Sharply jointed legs sliced through the air faster than the eye could follow, knocking the kitchen utensils from Ahab’s grasp and sending him over onto his back. Marvin found himself half-pinned beneath the giant moth. They teetered on the edge of the beam. As Marvin struggled to wriggle free, he looked up to see the spider’s seven remaining eyes looming over them.
“So easily disarmed,” the spider said, shaking his head from side to side. “I, however, am never without my weapons.” He reared up, exposing his fangs, which glistened with venom.
Marvin cast about desperately for some sort of defense. Ahab’s spatulas were all gone, but in his apron—the can of nonstick Pork Spray. Marvin reached over and snatched it from the apron pocket, lifting it up just as the spider lunged forward.
A cone of meat-scented chemicals shot into the spider’s remaining eyes. The monster reeled back in pain and clawed at his face with his many legs, dropping Lee in the process.

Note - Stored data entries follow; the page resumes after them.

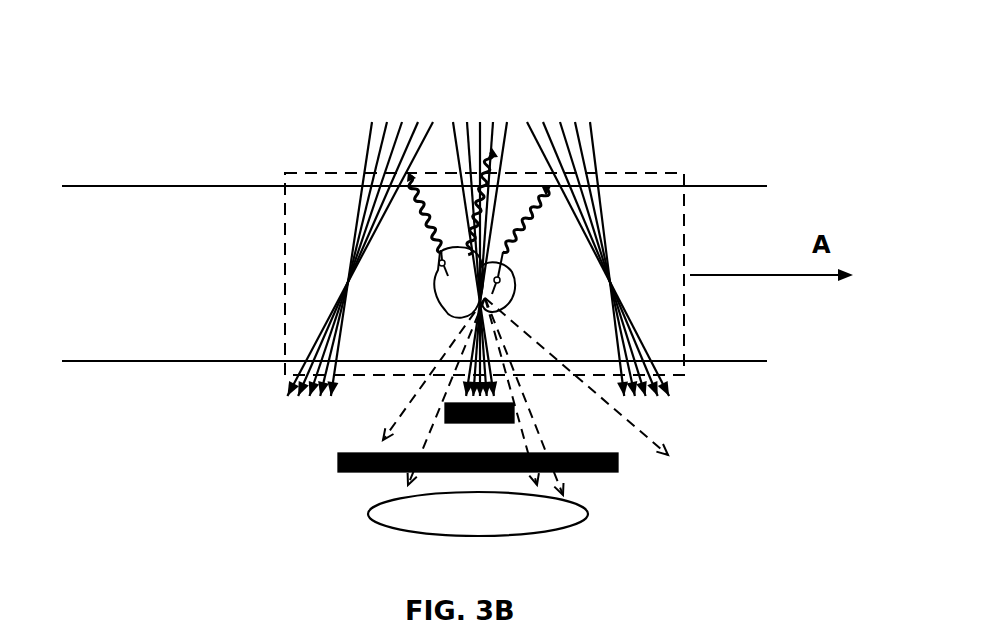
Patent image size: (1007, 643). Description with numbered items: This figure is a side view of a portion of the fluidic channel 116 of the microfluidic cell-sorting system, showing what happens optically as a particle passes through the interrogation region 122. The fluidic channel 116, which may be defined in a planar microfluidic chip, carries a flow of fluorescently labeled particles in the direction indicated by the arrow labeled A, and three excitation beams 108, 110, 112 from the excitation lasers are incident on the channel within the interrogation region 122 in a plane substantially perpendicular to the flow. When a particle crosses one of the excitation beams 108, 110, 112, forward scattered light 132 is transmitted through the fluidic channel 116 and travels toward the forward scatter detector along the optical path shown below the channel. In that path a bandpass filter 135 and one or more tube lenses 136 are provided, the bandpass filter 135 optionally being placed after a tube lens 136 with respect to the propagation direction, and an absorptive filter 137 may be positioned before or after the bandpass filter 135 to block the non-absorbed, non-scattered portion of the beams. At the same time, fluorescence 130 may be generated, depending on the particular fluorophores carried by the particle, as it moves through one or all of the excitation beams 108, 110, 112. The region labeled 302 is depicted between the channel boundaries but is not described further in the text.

The excitation beam 108 is at (398, 98).
The excitation beam 110 is at (478, 98).
The excitation beam 112 is at (580, 98).
The fluidic channel 116 is at (248, 186).
The interrogation region 122 is at (315, 172).
The fluorescence 130 is at (560, 212).
The forward scattered light 132 is at (368, 420).
The bandpass filter 135 is at (363, 472).
The tube lens 136 is at (612, 525).
The absorptive filter 137 is at (517, 421).
The sample region 302 is at (238, 304).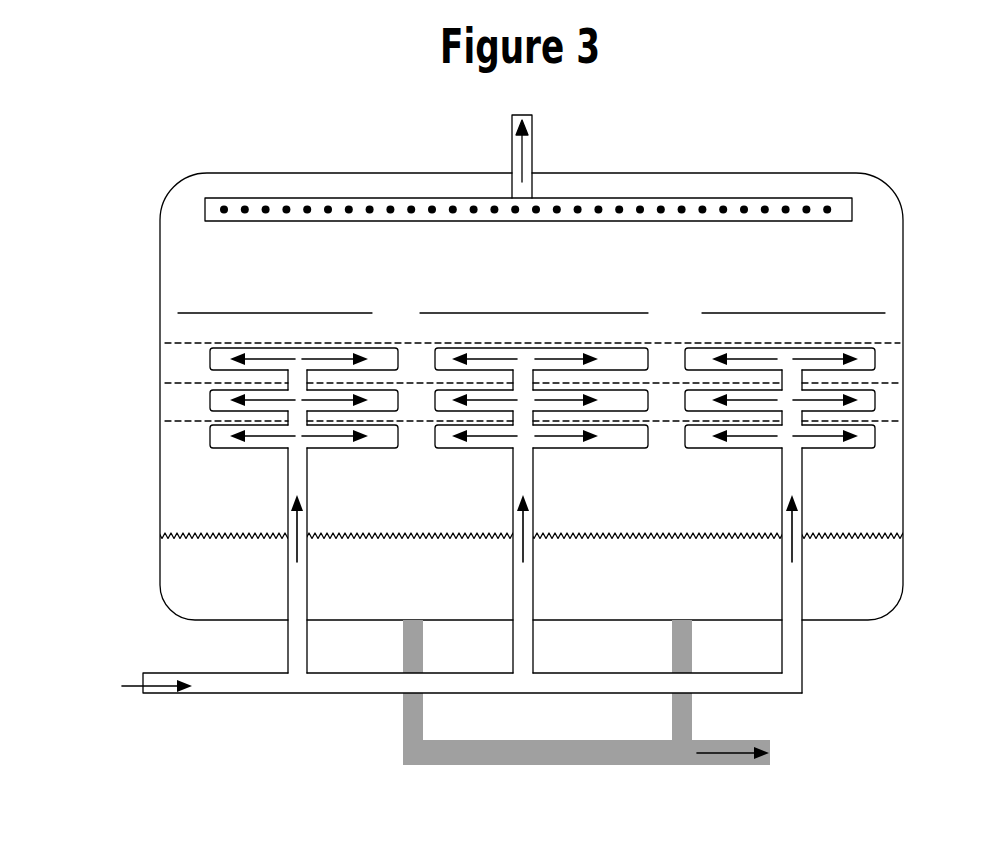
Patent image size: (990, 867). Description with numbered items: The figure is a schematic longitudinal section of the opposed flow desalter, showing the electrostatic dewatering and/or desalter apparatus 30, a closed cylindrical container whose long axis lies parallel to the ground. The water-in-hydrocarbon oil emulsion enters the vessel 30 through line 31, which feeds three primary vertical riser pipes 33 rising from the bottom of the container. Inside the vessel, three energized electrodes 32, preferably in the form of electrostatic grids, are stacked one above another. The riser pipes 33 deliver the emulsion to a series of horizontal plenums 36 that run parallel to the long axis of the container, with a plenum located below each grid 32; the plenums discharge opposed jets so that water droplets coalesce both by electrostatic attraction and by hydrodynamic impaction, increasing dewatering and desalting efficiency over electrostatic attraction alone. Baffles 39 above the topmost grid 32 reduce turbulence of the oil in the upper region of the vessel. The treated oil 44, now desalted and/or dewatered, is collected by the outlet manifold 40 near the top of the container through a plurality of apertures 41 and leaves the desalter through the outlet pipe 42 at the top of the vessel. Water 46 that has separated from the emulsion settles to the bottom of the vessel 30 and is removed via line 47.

The electrostatic dewatering and/or desalter apparatus 30 is at (660, 173).
The line 31 is at (151, 697).
The energized electrodes 32 is at (210, 424).
The primary vertical riser pipes 33 is at (308, 640).
The horizontal plenums 36 is at (876, 350).
The baffles 39 is at (214, 313).
The outlet manifold 40 is at (794, 222).
The apertures 41 is at (659, 205).
The outlet pipe 42 is at (534, 127).
The treated oil 44 is at (367, 277).
The water 46 is at (449, 586).
The line 47 is at (487, 768).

Lee screamed in panic as he plunged through empty space.
Down on the gym floor, Aristotle, Abraham, and Fatima watched the struggle. Aristotle saw Lee plummeting to the ground and acted quickly to help: He shoved Abraham underneath him, using the moth’s body to break the boy’s fall.
“Oof!” Abraham said on impact. “Watch out! The Elephant Vampire’s throwing humans at us!” He shoved Lee off him
and took a look. “Oh, it’s just the stinky boy.”
“Gangway!” came a shout from above. Ahab and Marvin had seized the spider’s moment of confusion and leaped from the beam. They spun toward the gym floor at a terrifying rate, but stopped at the last moment, Ahab drawing up into a graceful hover before touching lightly to the earth.
Marvin let go of Ahab’s furry back and dropped to the floor. He reached down and helped Lee up to his feet.
“We’re all safe,” Marvin said, doing a quick head count. “Now let’s get out of here!” Abraham and Ahab, Marvin, Fatima, and Lee all ran toward the exit.
“But, wait!” shouted Aristotle. “The coup de grâce! The triumph of Newtonian science over Shakespearean melodrama!”
The others stopped short of the door and looked back at the tall moth, who bustled around his siege engine in the middle of the gym floor.
“I don’t know what he’s talking about,” said Abraham, “but this doesn’t look good.”
Aristotle plucked up the severed Pork Loaf head of the Mr. Piggly Winks sculpture and placed it in the basket of the catapult. Then he pulled an old barbecue lighter from his own battle apron and set the oily meat-head on fire.
“With this flame, I unseat the Bard!” he cried, and loosed the catapult.
The ball of burning meat shot up into the rafters like a greasy comet, catching the staggering spider squarely in the abdomen.
Aristotle shouted in triumph and danced in circles as the monster caught fire and fell back on the beam. Its legs flailed in the air as it tried to right itself and regain its balance. Flaming gobs of processed meat sprayed through the air and rained down on the cafetorium below, igniting the crepe paper streamers and spattering the walls and floor with small patches of greasy fire.
“My God!” Fatima said. “There’s an actual fire now!”
“I guess that solves your problem of explaining the whole fire-alarm thing to the police,” Marvin said.